正真正銘我が家で子を産み育てる合間にも。
離婚して実家に戻っていた日々にも。
初めて自分で借りた自分の家でのくらしでも。

わからないまま、ずっと「かえりたい」を抱えたまま、10年以上の月日が流れた。

その間に、私は私の生きづらさに答えを見つけた。発達障害だ。発達障害とはつまるところ、能力や特性のアンバランスである。できることとできないことの差が大きく、できないことのできなさが際立ってしまう。
私の場合、子どもの頃から新卒で就職し産休に入るまで、運よくできないことが目立たず、自己肯定感が損なわれることはなかった。
ところが、産後いっぺんに始まった、はじめての育児家事がいっこうにこなせず、挫折することとなる。さらに再就職した先での仕事環境は、特性と相性が悪すぎ、仕事ができないと責められた。
能力や特性の極端なバラツキにこころは疲弊。できなかったことにフォーカスしてしまうことで、怠けて頑張れない、能力がない、と自分を責め、自己肯定感は地に墜ちていた。そんな折、発達障害啓発の広告か何かがたまたま目に止まった。
当てはまることが多すぎて、パズルのピースがかちりとはまった気がした。怠けているわけではなかった、むしろ頑張りすぎていたのだ。
診断、カウンセリングの際に言われた。まずは自分の特性と頑張りを認識して、自分を褒めてあげてください。自己肯定感を高めるのが大切ですよ、と。

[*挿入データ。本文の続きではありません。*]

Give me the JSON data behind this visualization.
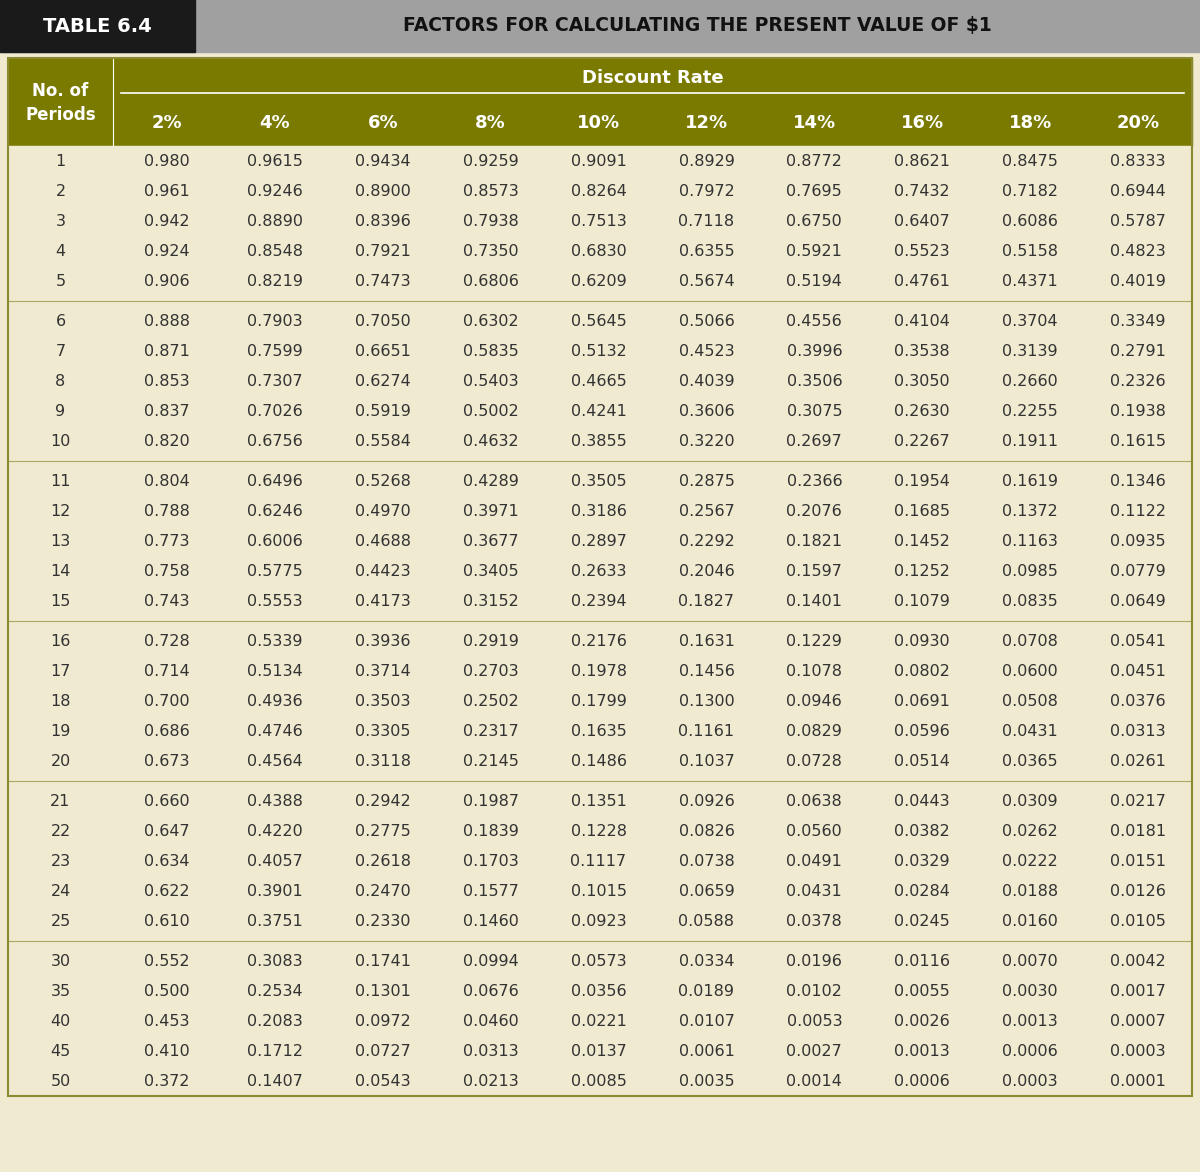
{
  "title_left": "TABLE 6.4",
  "title_right": "FACTORS FOR CALCULATING THE PRESENT VALUE OF $1",
  "header_group": "Discount Rate",
  "col_headers": [
    "2%",
    "4%",
    "6%",
    "8%",
    "10%",
    "12%",
    "14%",
    "16%",
    "18%",
    "20%"
  ],
  "row_display": [
    "1",
    "2",
    "3",
    "4",
    "5",
    "6",
    "7",
    "8",
    "9",
    "10",
    "11",
    "12",
    "13",
    "14",
    "15",
    "16",
    "17",
    "18",
    "19",
    "20",
    "21",
    "22",
    "23",
    "24",
    "25",
    "30",
    "35",
    "40",
    "45",
    "50"
  ],
  "col1_fmt": [
    "0.980",
    "0.961",
    "0.942",
    "0.924",
    "0.906",
    "0.888",
    "0.871",
    "0.853",
    "0.837",
    "0.820",
    "0.804",
    "0.788",
    "0.773",
    "0.758",
    "0.743",
    "0.728",
    "0.714",
    "0.700",
    "0.686",
    "0.673",
    "0.660",
    "0.647",
    "0.634",
    "0.622",
    "0.610",
    "0.552",
    "0.500",
    "0.453",
    "0.410",
    "0.372"
  ],
  "table_data": [
    [
      "0.9615",
      "0.9434",
      "0.9259",
      "0.9091",
      "0.8929",
      "0.8772",
      "0.8621",
      "0.8475",
      "0.8333"
    ],
    [
      "0.9246",
      "0.8900",
      "0.8573",
      "0.8264",
      "0.7972",
      "0.7695",
      "0.7432",
      "0.7182",
      "0.6944"
    ],
    [
      "0.8890",
      "0.8396",
      "0.7938",
      "0.7513",
      "0.7118",
      "0.6750",
      "0.6407",
      "0.6086",
      "0.5787"
    ],
    [
      "0.8548",
      "0.7921",
      "0.7350",
      "0.6830",
      "0.6355",
      "0.5921",
      "0.5523",
      "0.5158",
      "0.4823"
    ],
    [
      "0.8219",
      "0.7473",
      "0.6806",
      "0.6209",
      "0.5674",
      "0.5194",
      "0.4761",
      "0.4371",
      "0.4019"
    ],
    [
      "0.7903",
      "0.7050",
      "0.6302",
      "0.5645",
      "0.5066",
      "0.4556",
      "0.4104",
      "0.3704",
      "0.3349"
    ],
    [
      "0.7599",
      "0.6651",
      "0.5835",
      "0.5132",
      "0.4523",
      "0.3996",
      "0.3538",
      "0.3139",
      "0.2791"
    ],
    [
      "0.7307",
      "0.6274",
      "0.5403",
      "0.4665",
      "0.4039",
      "0.3506",
      "0.3050",
      "0.2660",
      "0.2326"
    ],
    [
      "0.7026",
      "0.5919",
      "0.5002",
      "0.4241",
      "0.3606",
      "0.3075",
      "0.2630",
      "0.2255",
      "0.1938"
    ],
    [
      "0.6756",
      "0.5584",
      "0.4632",
      "0.3855",
      "0.3220",
      "0.2697",
      "0.2267",
      "0.1911",
      "0.1615"
    ],
    [
      "0.6496",
      "0.5268",
      "0.4289",
      "0.3505",
      "0.2875",
      "0.2366",
      "0.1954",
      "0.1619",
      "0.1346"
    ],
    [
      "0.6246",
      "0.4970",
      "0.3971",
      "0.3186",
      "0.2567",
      "0.2076",
      "0.1685",
      "0.1372",
      "0.1122"
    ],
    [
      "0.6006",
      "0.4688",
      "0.3677",
      "0.2897",
      "0.2292",
      "0.1821",
      "0.1452",
      "0.1163",
      "0.0935"
    ],
    [
      "0.5775",
      "0.4423",
      "0.3405",
      "0.2633",
      "0.2046",
      "0.1597",
      "0.1252",
      "0.0985",
      "0.0779"
    ],
    [
      "0.5553",
      "0.4173",
      "0.3152",
      "0.2394",
      "0.1827",
      "0.1401",
      "0.1079",
      "0.0835",
      "0.0649"
    ],
    [
      "0.5339",
      "0.3936",
      "0.2919",
      "0.2176",
      "0.1631",
      "0.1229",
      "0.0930",
      "0.0708",
      "0.0541"
    ],
    [
      "0.5134",
      "0.3714",
      "0.2703",
      "0.1978",
      "0.1456",
      "0.1078",
      "0.0802",
      "0.0600",
      "0.0451"
    ],
    [
      "0.4936",
      "0.3503",
      "0.2502",
      "0.1799",
      "0.1300",
      "0.0946",
      "0.0691",
      "0.0508",
      "0.0376"
    ],
    [
      "0.4746",
      "0.3305",
      "0.2317",
      "0.1635",
      "0.1161",
      "0.0829",
      "0.0596",
      "0.0431",
      "0.0313"
    ],
    [
      "0.4564",
      "0.3118",
      "0.2145",
      "0.1486",
      "0.1037",
      "0.0728",
      "0.0514",
      "0.0365",
      "0.0261"
    ],
    [
      "0.4388",
      "0.2942",
      "0.1987",
      "0.1351",
      "0.0926",
      "0.0638",
      "0.0443",
      "0.0309",
      "0.0217"
    ],
    [
      "0.4220",
      "0.2775",
      "0.1839",
      "0.1228",
      "0.0826",
      "0.0560",
      "0.0382",
      "0.0262",
      "0.0181"
    ],
    [
      "0.4057",
      "0.2618",
      "0.1703",
      "0.1117",
      "0.0738",
      "0.0491",
      "0.0329",
      "0.0222",
      "0.0151"
    ],
    [
      "0.3901",
      "0.2470",
      "0.1577",
      "0.1015",
      "0.0659",
      "0.0431",
      "0.0284",
      "0.0188",
      "0.0126"
    ],
    [
      "0.3751",
      "0.2330",
      "0.1460",
      "0.0923",
      "0.0588",
      "0.0378",
      "0.0245",
      "0.0160",
      "0.0105"
    ],
    [
      "0.3083",
      "0.1741",
      "0.0994",
      "0.0573",
      "0.0334",
      "0.0196",
      "0.0116",
      "0.0070",
      "0.0042"
    ],
    [
      "0.2534",
      "0.1301",
      "0.0676",
      "0.0356",
      "0.0189",
      "0.0102",
      "0.0055",
      "0.0030",
      "0.0017"
    ],
    [
      "0.2083",
      "0.0972",
      "0.0460",
      "0.0221",
      "0.0107",
      "0.0053",
      "0.0026",
      "0.0013",
      "0.0007"
    ],
    [
      "0.1712",
      "0.0727",
      "0.0313",
      "0.0137",
      "0.0061",
      "0.0027",
      "0.0013",
      "0.0006",
      "0.0003"
    ],
    [
      "0.1407",
      "0.0543",
      "0.0213",
      "0.0085",
      "0.0035",
      "0.0014",
      "0.0006",
      "0.0003",
      "0.0001"
    ]
  ],
  "group_break_after": [
    4,
    9,
    14,
    19,
    24
  ],
  "color_title_bar_bg": "#a0a0a0",
  "color_title_black_bg": "#1a1a1a",
  "color_title_black_fg": "#ffffff",
  "color_title_gray_fg": "#111111",
  "color_olive_bg": "#7a7a00",
  "color_olive_fg": "#ffffff",
  "color_body_bg": "#f0ead0",
  "color_body_fg": "#333333",
  "color_sep_line": "#8a8a30",
  "color_outer_border": "#8a8a30"
}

できないことを補うための行動療法やツールを試しながら、小さな達成感を積み上げ、少しずつ自己肯定感を育て直すうちに、「かえりたい」と思わなくなっていたことに気づいた。ここ1年ほどのことだ。

ようやく謎が解けた。

自己肯定感をちゃんと持っていた、あの日々に還りたかったのだ、ずっと。

希帰念慮から脱せたのは、かえれたと思えたからなのか、かえらなくてもよくなったからなのか、それは定かでないけれど。
少なくとも今の私は、自分を受け容れ、どこにもかえることなく、今ここに生きている。